Leave it to Meghan McCain, who has spent the past few weeks complaining about having to wear a mask outside, to find a way to drag President Biden for lifting the mask mandate for vaccinated Americans. On Friday, The View co-host insisted that the Biden administration reversed course on masks in order to deflect from the inflation and unemployment numbers that were released earlier this month. "This has always been political. It continues to be political," said McCain. "The administration saw that less people were going to work, people were still feeling hesitant about the virus, people were still getting their stimulus money and staying home."
McCain began her monologue by noting that she was "very happy yesterday" when the CDC announced that vaccinated Americans no longer need to wear masks in most circumstances, but it didn't take long for her mood to sour. "The question I had yesterday is: what was the magic threshold for the CDC?" she said. "Last week, I had to wear a mask doing anything, double-mask, triple-mask, even mask in the shower. And now, all of the sudden, it's fine, everything's fine. I don't have to wear a mask in the office any more."

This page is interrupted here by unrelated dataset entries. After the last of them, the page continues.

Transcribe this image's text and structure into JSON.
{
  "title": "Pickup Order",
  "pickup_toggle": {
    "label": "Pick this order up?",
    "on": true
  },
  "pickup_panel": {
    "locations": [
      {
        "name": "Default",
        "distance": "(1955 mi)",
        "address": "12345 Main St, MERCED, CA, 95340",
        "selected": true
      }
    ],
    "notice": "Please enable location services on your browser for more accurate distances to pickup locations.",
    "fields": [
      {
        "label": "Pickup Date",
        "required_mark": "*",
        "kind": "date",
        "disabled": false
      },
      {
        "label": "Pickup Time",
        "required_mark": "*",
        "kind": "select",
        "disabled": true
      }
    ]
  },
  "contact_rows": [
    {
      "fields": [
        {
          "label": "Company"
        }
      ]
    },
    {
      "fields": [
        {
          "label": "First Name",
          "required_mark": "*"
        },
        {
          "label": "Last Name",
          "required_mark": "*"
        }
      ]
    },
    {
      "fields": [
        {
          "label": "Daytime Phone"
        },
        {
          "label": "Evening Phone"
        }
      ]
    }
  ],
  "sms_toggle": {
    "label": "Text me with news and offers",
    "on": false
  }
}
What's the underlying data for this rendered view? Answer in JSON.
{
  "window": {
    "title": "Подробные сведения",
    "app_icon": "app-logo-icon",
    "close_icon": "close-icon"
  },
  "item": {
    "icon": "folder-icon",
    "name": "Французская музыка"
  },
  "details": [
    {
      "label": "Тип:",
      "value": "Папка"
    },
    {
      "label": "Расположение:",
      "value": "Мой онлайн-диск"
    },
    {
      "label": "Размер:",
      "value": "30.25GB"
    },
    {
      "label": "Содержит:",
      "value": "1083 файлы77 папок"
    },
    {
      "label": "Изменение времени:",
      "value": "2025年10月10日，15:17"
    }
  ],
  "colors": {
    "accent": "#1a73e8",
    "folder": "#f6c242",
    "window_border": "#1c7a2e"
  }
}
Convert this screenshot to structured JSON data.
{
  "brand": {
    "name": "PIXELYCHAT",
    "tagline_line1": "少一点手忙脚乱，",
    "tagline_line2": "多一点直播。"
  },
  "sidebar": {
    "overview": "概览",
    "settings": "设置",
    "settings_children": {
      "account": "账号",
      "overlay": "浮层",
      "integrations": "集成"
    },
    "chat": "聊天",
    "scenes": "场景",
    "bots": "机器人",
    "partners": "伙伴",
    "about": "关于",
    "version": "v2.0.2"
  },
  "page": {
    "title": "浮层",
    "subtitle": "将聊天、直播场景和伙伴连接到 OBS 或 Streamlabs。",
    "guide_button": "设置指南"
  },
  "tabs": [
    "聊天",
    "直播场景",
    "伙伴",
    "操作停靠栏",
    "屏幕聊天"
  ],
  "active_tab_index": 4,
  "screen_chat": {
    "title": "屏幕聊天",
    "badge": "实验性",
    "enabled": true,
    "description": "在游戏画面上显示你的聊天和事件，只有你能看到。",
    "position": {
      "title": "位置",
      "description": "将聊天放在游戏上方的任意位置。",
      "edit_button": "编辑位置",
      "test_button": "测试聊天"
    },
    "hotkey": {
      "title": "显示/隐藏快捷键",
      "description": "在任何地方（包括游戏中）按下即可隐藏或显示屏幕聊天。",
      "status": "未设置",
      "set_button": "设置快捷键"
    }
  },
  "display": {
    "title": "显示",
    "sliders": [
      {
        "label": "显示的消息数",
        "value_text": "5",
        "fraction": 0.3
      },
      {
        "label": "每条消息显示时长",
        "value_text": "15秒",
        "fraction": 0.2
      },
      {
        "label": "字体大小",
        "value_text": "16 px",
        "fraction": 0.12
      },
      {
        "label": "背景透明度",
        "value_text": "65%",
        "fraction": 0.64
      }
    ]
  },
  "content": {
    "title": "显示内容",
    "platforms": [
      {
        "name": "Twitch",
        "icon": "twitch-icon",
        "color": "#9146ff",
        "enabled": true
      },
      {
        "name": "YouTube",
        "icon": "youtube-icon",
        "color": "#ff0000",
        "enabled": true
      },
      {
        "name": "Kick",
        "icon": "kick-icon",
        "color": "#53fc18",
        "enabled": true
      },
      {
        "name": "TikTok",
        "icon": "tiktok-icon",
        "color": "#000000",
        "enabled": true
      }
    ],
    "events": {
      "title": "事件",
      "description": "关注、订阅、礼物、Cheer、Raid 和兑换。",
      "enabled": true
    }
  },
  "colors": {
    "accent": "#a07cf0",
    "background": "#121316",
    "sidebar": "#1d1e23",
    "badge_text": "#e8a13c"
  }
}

"What I think happened, cynically, is that we saw the inflation and unemployment numbers come out," continued McCain. "The Biden administration is smart enough to realize that people have to go back to work."
CDC EASES MASK GUIDELINES: The CDC has amended its guidance for fully vaccinated Americans, no longer recommending masks indoors or outdoors — the co-hosts react and discuss if they’re comfortable unmasking. https://t.co/IbylKmCFIT pic.twitter.com/efhebAosw2— The View (@TheView) May 14, 2021
The conservative noted that she's "not the only one skeptical of this" announcement, as a recent Harvard poll said that "only 52% of Americans have trust in the CDC, and 37% of the American public have trust in other agencies" in the wake of the pandemic. "My fear is that if another virus comes, if there's an Ebola outbreak in the country, there are going to be a lot of people who are skeptical of our institutions and our media," she said. "I just worry that we have gone down a path that is going to be hard to come back from because I'm one of the people who doesn't trust what's coming out of the CDC and the White House any more."
But that wasn't all McCain had to say about the easing of COVID-19 restrictions. When Joy Behar said that Americans should be able to prove their vaccination status by wearing a bracelet or "putting it on your drivers' license," McCain rolled her eyes, and when it was her turn to speak, she took aim at the "slippery slope" of requiring proof of vaccination. "From a legal standpoint, there's a lot of civil liberties issues here. If the government is going to mandate that you have to get this vaccination, that's a very, very slippery slope," she said. "I'm very contrarian by nature. I question the government at every single move. So, even though I have been vaccinated, I would have a very, very hard time with that being mandated nationally to do things."